Kai-Yang Lv, Shi-Hui Zhu, Hong-Tai Tang, Yi-Tao Jia, Zhao-Fan Xia, Dao-Feng Ben, Wei Lu, Guang-Qing Wang, Guang-Yi Wang, Shi-Chu Xiao, Da-Sheng Cheng, Bing Ma, Jian-Rong Zhang
Burn Center, Changhai Hospital, Second Military Medical University, Shanghai 200433, China.
Burns. 2009 Aug;35(5):738-45. doi: 10.1016/j.burns.2008.12.004. Epub 2009 Mar 21.
To reveal the characteristic and distribution of length of hospital stay (LOS) and direct hospitalisation costs of paediatric scald.
A prospective case series observation was performed from January 2005 to December 2006 at the Burn Center, Changhai Hospital, Shanghai, China. The information, such as demographics, clinical diagnosis and treatments since admission, of the paediatric scald patients included in the series was recorded. The direct cost of a treatment event was recorded into the price system when it was incurred. All cost data were summarised on completion of the study. The distribution of LOS and the hospitalisation costs were recorded by gender, age, total burn area, depth of burn, blood transfusion and patterns of treatment. Mann-Whitney signed-rank test was used to assess the differences between continuous, non-normally distributed variables, and multiple linear regression was used to model LOS and direct hospitalisation costs. Statistical analyses were undertaken with SPSS 15.0 statistical software.
Patients aged 3 years or less accounted for more than half of the total LOS and hospitalisation costs, patients with burn area less than 10%TBSA (total burn surface area) accounted for more than 70% of the total LOS and more than half of the hospitalisation costs and patients with second-degree burn accounted for more than 78% of the total LOS and hospitalisation costs.
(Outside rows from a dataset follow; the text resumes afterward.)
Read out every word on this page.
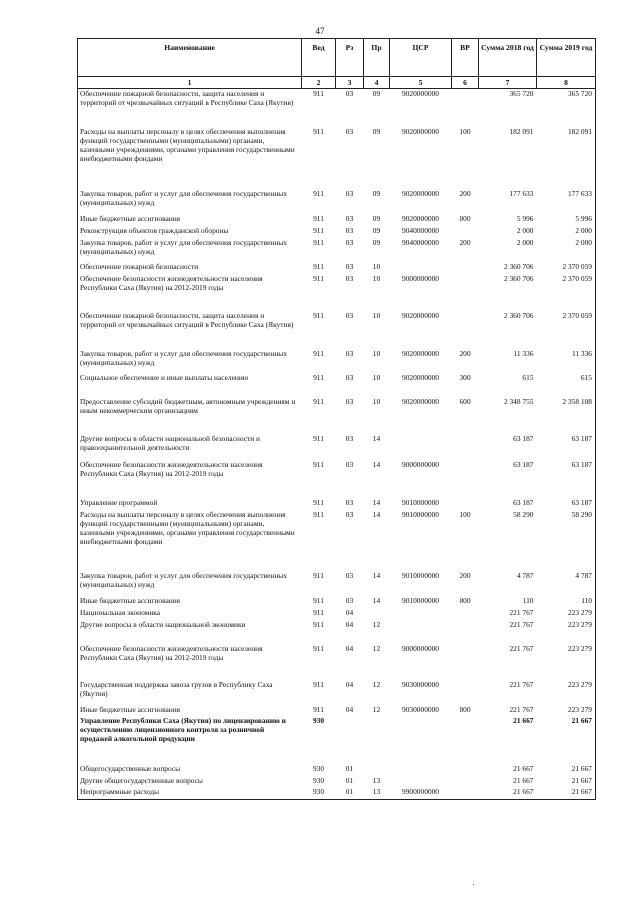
47
Наименование	Вед	Рз	Пр	ЦСР	ВР	Сумма 2018 год	Сумма 2019 год
1	2	3	4	5	6	7	8
Обеспечение пожарной безопасности, защита населения и территорий от чрезвычайных ситуаций в Республике Саха (Якутия)	911	03	09	9020000000		365 720	365 720
Расходы на выплаты персоналу в целях обеспечения выполнения функций государственными (муниципальными) органами, казенными учреждениями, органами управления государственными внебюджетными фондами	911	03	09	9020000000	100	182 091	182 091
Закупка товаров, работ и услуг для обеспечения государственных (муниципальных) нужд	911	03	09	9020000000	200	177 633	177 633
Иные бюджетные ассигнования	911	03	09	9020000000	800	5 996	5 996
Реконструкция объектов гражданской обороны	911	03	09	9040000000		2 000	2 000
Закупка товаров, работ и услуг для обеспечения государственных (муниципальных) нужд	911	03	09	9040000000	200	2 000	2 000
Обеспечение пожарной безопасности	911	03	10			2 360 706	2 370 059
Обеспечение безопасности жизнедеятельности населения Республики Саха (Якутия) на 2012-2019 годы	911	03	10	9000000000		2 360 706	2 370 059
Обеспечение пожарной безопасности, защита населения и территорий от чрезвычайных ситуаций в Республике Саха (Якутия)	911	03	10	9020000000		2 360 706	2 370 059
Закупка товаров, работ и услуг для обеспечения государственных (муниципальных) нужд	911	03	10	9020000000	200	11 336	11 336
Социальное обеспечение и иные выплаты населению	911	03	10	9020000000	300	615	615
Предоставление субсидий бюджетным, автономным учреждениям и иным некоммерческим организациям	911	03	10	9020000000	600	2 348 755	2 358 108
Другие вопросы в области национальной безопасности и правоохранительной деятельности	911	03	14			63 187	63 187
Обеспечение безопасности жизнедеятельности населения Республики Саха (Якутия) на 2012-2019 годы	911	03	14	9000000000		63 187	63 187
Управление программой	911	03	14	9010000000		63 187	63 187
Расходы на выплаты персоналу в целях обеспечения выполнения функций государственными (муниципальными) органами, казенными учреждениями, органами управления государственными внебюджетными фондами	911	03	14	9010000000	100	58 290	58 290
Закупка товаров, работ и услуг для обеспечения государственных (муниципальных) нужд	911	03	14	9010000000	200	4 787	4 787
Иные бюджетные ассигнования	911	03	14	9010000000	800	110	110
Национальная экономика	911	04				221 767	223 279
Другие вопросы в области национальной экономики	911	04	12			221 767	223 279
Обеспечение безопасности жизнедеятельности населения Республики Саха (Якутия) на 2012-2019 годы	911	04	12	9000000000		221 767	223 279
Государственная поддержка завоза грузов в Республику Саха (Якутия)	911	04	12	9030000000		221 767	223 279
Иные бюджетные ассигнования	911	04	12	9030000000	800	221 767	223 279
Управление Республики Саха (Якутия) по лицензированию и осуществлению лицензионного контроля за розничной продажей алкогольной продукции	930					21 667	21 667
Общегосударственные вопросы	930	01				21 667	21 667
Другие общегосударственные вопросы	930	01	13			21 667	21 667
Непрограммные расходы	930	01	13	9900000000		21 667	21 667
Depth of burn, area of burn, patterns of treatment and blood transfusion were independent predictors of LOS; whereas LOS, area of burn and blood transfusion were independent predictors of hospitalisation costs.
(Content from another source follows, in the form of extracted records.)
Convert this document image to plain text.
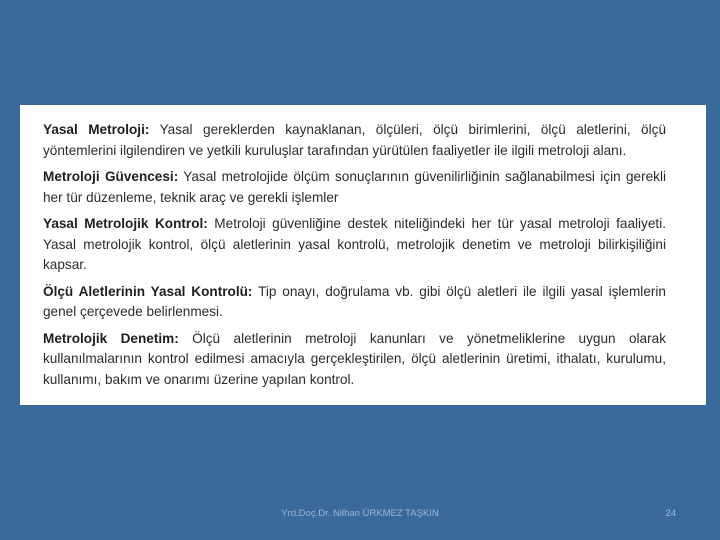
Yasal Metroloji: Yasal gereklerden kaynaklanan, ölçüleri, ölçü birimlerini, ölçü aletlerini, ölçü yöntemlerini ilgilendiren ve yetkili kuruluşlar tarafından yürütülen faaliyetler ile ilgili metroloji alanı.

Metroloji Güvencesi: Yasal metrolojide ölçüm sonuçlarının güvenilirliğinin sağlanabilmesi için gerekli her tür düzenleme, teknik araç ve gerekli işlemler

Yasal Metrolojik Kontrol: Metroloji güvenliğine destek niteliğindeki her tür yasal metroloji faaliyeti. Yasal metrolojik kontrol, ölçü aletlerinin yasal kontrolü, metrolojik denetim ve metroloji bilirkişiliğini kapsar.

Ölçü Aletlerinin Yasal Kontrolü: Tip onayı, doğrulama vb. gibi ölçü aletleri ile ilgili yasal işlemlerin genel çerçevede belirlenmesi.

Metrolojik Denetim: Ölçü aletlerinin metroloji kanunları ve yönetmeliklerine uygun olarak kullanılmalarının kontrol edilmesi amacıyla gerçekleştirilen, ölçü aletlerinin üretimi, ithalatı, kurulumu, kullanımı, bakım ve onarımı üzerine yapılan kontrol.

Yrd.Doç.Dr. Nilhan ÜRKMEZ TAŞKIN	24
Paediatric scalds have particular characteristics in terms of distribution of LOS and direct hospitalisation costs and the factors influencing them. The data presented in this study should assist burn care practitioners and hospital epidemiologists estimate and compare the economic burden of paediatric burns at other institutions; it may also be useful in resource allocation and cost-effectiveness analysis of treatment versus prevention strategies.
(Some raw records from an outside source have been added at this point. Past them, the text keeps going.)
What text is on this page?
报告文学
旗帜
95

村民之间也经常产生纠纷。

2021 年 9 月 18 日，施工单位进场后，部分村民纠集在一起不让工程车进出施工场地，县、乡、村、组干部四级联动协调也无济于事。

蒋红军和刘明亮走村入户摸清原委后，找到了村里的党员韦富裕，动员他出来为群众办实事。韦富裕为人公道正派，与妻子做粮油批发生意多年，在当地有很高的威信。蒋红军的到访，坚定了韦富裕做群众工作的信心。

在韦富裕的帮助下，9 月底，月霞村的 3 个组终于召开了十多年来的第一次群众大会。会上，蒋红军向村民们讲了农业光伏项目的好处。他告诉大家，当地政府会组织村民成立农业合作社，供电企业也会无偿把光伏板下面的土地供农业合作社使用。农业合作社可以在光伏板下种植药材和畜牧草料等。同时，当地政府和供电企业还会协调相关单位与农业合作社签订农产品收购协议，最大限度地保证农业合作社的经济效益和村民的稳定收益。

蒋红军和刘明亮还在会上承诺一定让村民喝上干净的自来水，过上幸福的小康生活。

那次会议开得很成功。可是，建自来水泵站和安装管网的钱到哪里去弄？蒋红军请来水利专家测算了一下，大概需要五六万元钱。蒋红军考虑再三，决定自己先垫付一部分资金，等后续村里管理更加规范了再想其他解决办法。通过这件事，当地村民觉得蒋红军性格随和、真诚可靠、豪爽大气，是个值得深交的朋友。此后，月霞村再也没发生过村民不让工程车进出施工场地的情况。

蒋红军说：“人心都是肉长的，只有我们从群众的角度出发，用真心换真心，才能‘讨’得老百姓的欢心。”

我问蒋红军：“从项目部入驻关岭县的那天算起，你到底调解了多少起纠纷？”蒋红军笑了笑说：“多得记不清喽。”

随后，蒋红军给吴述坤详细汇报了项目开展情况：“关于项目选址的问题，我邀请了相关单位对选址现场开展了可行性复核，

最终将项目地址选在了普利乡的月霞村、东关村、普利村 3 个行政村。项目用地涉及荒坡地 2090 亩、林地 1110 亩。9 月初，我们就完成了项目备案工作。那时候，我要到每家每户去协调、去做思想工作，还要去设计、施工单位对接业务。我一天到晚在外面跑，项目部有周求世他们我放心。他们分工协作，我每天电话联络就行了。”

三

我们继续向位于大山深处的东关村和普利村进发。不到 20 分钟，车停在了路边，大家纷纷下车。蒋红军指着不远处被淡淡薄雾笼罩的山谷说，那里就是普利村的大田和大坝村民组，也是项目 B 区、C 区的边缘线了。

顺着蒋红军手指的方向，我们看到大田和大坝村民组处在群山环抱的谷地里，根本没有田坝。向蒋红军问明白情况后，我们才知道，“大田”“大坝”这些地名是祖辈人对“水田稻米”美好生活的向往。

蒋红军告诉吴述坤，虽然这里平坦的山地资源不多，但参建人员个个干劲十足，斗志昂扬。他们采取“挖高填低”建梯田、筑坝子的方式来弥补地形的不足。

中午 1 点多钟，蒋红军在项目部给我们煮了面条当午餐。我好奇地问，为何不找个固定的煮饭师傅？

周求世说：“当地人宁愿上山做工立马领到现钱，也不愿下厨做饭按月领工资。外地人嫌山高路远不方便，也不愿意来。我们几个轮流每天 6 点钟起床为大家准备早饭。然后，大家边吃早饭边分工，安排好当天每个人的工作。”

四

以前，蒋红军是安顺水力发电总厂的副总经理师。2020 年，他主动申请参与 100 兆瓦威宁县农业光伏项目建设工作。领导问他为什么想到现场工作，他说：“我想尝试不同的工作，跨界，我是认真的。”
揭示小儿烫伤住院时间(LOS)及直接住院费用的特征与分布情况。
于2005年1月至2006年12月在中国上海长海医院烧伤中心进行前瞻性病例系列观察。记录纳入该系列的小儿烫伤患者的人口统计学信息、入院后的临床诊断及治疗情况。治疗事件的直接费用在发生时录入价格系统。研究结束时汇总所有费用数据。按性别、年龄、烧伤总面积、烧伤深度、输血情况及治疗方式记录住院时间和住院费用的分布情况。采用曼-惠特尼符号秩检验评估连续的、非正态分布变量之间的差异,采用多元线性回归对住院时间和直接住院费用进行建模。使用SPSS 15.0统计软件进行统计分析。
3岁及以下患者的住院时间和住院费用占总数的一半以上,烧伤面积小于10%TBSA(烧伤总面积)的患者住院时间占总数的70%以上,住院费用占总数的一半以上,二度烧伤患者的住院时间和住院费用占总数的78%以上。烧伤深度、烧伤面积、治疗方式和输血是住院时间的独立预测因素;而住院时间、烧伤面积和输血是住院费用的独立预测因素。
小儿烫伤在住院时间和直接住院费用的分布及其影响因素方面具有特殊特征。本研究提供的数据应有助于烧伤护理从业者和医院流行病学家估计和比较其他机构小儿烧伤的经济负担;也可能有助于治疗与预防策略的资源分配和成本效益分析。